TJMT revoga liminar e mantém arquivamento de processo contra prefeito de Guarantã do Norte
A decisão foi proferida pelo presidente do TJMT
Decisão do presidente do Tribunal de Justiça reforça a nulidade do processo político-administrativo instaurado pela Câmara Municipal contra o gestor Alberto Márcio Gonçalves.

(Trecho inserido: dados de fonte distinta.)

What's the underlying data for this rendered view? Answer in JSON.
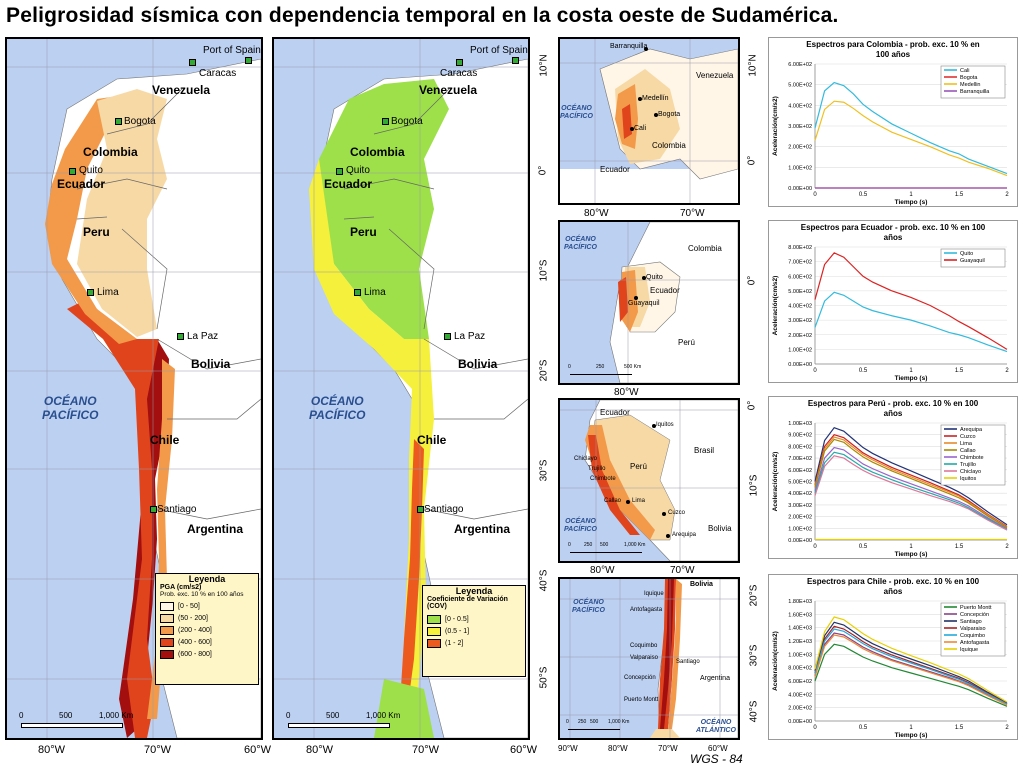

O imbróglio jurídico envolvendo a Câmara Municipal de Guarantã do Norte e o Poder Executivo local ganhou um novo capítulo. O Tribunal de Justiça de Mato Grosso (TJMT) decidiu revogar a liminar que permitia a retomada do Processo Político-Administrativo nº 001/2026, movido pelo Legislativo contra o prefeito Alberto Márcio Gonçalves.
Entenda o caso
A decisão foi proferida pelo presidente do TJMT, desembargador José Zuquim Nogueira, que julgou improcedente o pedido apresentado pela Câmara Municipal. Com o novo entendimento, permanecem válidos os efeitos da sentença da Vara Única da Comarca de Guarantã do Norte, que declarou nulos o recebimento da denúncia e a Portaria nº 033/2026, determinando o arquivamento definitivo do procedimento instaurado contra o prefeito.
Argumentos da decisão
Ao analisar o caso, o desembargador destacou pontos cruciais que motivaram a reversão da liminar:
Ausência de lesão à ordem pública: O magistrado entendeu que a Câmara não demonstrou a existência de "grave lesão à ordem pública", requisito indispensável para justificar a medida excepcional de suspensão da sentença original.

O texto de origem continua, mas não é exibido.